Mekân tasarımlarında malzeme-form ve araçların sürekli evrim geçirmesi bizlere doğanın bu konudaki bonkörlüğünün bir sonucudur. Malzemeler doğadan karşılanır ve bizler içerisinde yaşadığımız mekânın bile doğa sayesinde yaratıldığını zaman zaman unuturuz.
Doğadan sakınıp kendimizi izole etmeye çalışırken bile kendi mekanlarımızda da olsak doğanın içerisindeyiz. Doğadan kaçarken doğaya sığınıyoruz. Ne garip.
Bu yüzden doğayı ve çevreyi koruyalım söylemleri basit ve sıradanlaşmış sloganlardan çok daha önemli.
İç mekân tasarımı, belirli olmazsa olmazlar dışında kişinin profiline göre değişkenlik gösterebilir. Zaten tasarımcılar bu yüzden mekândan önce mekânın kullanıcısını tanımak isterler. Kamusal ya da topluluk alanlarının haricinde kişiye özel tasarımlarda ‘’kişi’’ kavramı önemlidir. Gerçi mimaride kişi yoktur, ‘’kullanıcı’’dır artık o kişi.
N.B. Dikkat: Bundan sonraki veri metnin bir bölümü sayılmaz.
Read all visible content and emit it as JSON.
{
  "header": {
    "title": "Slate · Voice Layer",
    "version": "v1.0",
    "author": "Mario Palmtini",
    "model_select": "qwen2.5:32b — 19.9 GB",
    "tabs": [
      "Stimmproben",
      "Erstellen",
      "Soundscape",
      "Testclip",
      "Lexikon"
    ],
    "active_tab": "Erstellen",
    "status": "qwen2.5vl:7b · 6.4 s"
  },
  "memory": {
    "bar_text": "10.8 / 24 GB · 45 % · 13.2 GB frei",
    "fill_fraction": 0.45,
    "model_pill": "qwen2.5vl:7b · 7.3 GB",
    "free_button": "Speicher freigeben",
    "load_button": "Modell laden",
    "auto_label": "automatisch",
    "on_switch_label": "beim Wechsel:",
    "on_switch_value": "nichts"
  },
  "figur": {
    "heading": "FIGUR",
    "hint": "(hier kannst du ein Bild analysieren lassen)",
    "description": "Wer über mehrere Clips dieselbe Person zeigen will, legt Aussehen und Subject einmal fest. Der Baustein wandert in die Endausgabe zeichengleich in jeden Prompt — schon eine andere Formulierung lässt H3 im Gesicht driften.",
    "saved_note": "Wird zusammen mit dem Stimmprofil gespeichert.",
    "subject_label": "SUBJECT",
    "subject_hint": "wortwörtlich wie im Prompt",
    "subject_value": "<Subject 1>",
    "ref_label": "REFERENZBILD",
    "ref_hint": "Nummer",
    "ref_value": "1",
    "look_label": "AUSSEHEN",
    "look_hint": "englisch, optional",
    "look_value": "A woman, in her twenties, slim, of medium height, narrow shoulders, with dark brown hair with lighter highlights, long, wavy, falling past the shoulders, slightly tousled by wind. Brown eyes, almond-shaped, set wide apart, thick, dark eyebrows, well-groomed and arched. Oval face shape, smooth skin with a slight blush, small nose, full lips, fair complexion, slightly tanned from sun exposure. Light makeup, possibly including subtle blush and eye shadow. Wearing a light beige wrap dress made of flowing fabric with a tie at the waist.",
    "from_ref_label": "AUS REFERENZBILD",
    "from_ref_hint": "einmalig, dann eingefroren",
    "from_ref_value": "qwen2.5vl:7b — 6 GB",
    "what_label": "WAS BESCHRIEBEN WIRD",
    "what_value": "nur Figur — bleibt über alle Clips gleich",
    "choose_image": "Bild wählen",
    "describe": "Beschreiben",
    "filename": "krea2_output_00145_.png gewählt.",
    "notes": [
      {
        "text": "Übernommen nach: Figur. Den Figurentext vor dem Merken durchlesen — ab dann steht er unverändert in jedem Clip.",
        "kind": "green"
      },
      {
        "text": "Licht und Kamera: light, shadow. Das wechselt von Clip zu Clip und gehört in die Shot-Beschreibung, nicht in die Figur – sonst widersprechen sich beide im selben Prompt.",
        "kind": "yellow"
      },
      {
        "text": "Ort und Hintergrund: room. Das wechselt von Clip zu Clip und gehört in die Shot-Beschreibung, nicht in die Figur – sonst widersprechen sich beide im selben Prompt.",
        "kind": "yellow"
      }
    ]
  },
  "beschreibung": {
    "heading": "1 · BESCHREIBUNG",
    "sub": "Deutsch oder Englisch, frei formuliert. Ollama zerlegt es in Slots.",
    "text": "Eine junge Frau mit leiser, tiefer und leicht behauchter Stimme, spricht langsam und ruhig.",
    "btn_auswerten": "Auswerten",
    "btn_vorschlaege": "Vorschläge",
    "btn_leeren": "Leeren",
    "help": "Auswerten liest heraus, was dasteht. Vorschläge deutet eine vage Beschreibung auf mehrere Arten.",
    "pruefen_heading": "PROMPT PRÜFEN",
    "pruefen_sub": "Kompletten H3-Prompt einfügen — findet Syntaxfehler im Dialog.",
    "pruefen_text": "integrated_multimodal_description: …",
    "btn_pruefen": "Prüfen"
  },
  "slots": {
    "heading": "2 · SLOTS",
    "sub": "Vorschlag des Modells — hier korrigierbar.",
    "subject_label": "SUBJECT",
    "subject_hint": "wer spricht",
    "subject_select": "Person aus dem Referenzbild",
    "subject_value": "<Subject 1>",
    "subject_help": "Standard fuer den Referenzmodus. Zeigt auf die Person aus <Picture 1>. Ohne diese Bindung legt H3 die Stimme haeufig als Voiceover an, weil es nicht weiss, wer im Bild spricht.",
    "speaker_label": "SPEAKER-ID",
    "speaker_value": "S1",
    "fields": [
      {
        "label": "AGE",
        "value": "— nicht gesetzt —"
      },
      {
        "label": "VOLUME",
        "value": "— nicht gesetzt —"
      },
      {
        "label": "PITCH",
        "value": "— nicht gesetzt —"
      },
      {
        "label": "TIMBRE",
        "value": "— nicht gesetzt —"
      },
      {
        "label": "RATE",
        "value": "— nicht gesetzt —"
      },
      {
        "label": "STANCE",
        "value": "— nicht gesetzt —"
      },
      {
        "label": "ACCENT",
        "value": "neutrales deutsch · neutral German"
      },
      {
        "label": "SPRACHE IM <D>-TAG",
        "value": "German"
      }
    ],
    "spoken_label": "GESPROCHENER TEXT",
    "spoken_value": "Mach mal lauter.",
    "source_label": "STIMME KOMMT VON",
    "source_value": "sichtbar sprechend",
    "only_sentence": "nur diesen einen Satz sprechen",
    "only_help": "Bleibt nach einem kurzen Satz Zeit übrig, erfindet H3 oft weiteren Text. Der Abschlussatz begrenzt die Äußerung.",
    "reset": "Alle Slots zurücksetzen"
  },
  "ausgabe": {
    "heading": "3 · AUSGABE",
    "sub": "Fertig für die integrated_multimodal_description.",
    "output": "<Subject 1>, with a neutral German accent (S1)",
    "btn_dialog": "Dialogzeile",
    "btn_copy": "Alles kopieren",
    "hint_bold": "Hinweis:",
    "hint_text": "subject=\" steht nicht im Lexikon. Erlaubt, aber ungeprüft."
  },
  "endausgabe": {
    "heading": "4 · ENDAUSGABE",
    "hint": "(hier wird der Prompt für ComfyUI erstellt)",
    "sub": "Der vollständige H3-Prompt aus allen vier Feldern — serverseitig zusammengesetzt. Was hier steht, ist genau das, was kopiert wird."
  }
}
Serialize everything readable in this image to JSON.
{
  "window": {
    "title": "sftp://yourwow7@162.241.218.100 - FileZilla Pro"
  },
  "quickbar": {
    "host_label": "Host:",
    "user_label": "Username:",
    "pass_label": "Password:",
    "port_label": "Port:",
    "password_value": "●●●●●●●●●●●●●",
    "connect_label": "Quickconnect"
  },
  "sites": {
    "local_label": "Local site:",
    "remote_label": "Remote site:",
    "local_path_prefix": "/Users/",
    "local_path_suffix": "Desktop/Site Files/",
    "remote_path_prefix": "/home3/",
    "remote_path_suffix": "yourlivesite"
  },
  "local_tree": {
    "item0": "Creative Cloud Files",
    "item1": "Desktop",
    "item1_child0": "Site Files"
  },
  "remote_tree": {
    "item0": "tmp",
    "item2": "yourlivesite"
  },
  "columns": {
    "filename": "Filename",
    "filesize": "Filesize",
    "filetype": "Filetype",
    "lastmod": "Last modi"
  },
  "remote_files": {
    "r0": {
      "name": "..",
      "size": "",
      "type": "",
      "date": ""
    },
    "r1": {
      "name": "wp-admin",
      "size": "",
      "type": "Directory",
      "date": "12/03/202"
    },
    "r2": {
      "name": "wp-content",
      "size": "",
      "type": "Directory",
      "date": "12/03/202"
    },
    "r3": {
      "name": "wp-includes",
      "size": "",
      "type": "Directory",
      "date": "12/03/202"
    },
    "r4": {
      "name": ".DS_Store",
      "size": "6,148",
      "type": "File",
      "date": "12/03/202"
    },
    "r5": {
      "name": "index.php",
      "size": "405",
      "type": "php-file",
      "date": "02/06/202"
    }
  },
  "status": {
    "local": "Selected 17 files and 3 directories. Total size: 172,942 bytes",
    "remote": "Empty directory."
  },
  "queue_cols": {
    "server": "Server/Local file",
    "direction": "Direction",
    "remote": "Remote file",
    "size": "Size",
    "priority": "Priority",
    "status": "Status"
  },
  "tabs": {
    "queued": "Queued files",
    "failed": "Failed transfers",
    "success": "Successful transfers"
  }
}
Elbette ilk insanın ihtiyaçlarıyla şimdiki insanın ihtiyaçları farklı ve değişken. Artık iç mekân sadece ihtiyaç değil bir konfor alanı olarak tasarlanıyor ve kişinin karakterini yansıtan iç mimari çalışmalar yapılıyor.
Aslan yattığı yerden belli olur diye ünlü bir atasözümüz var. Mekanınızı güzelleştirmek, oraya daha yaşanabilir, karakterinizi yansıtacak öğelerle dolu bir hale getirmek her zaman yapılabilecek en iyi aktivitelerden biri olabilir.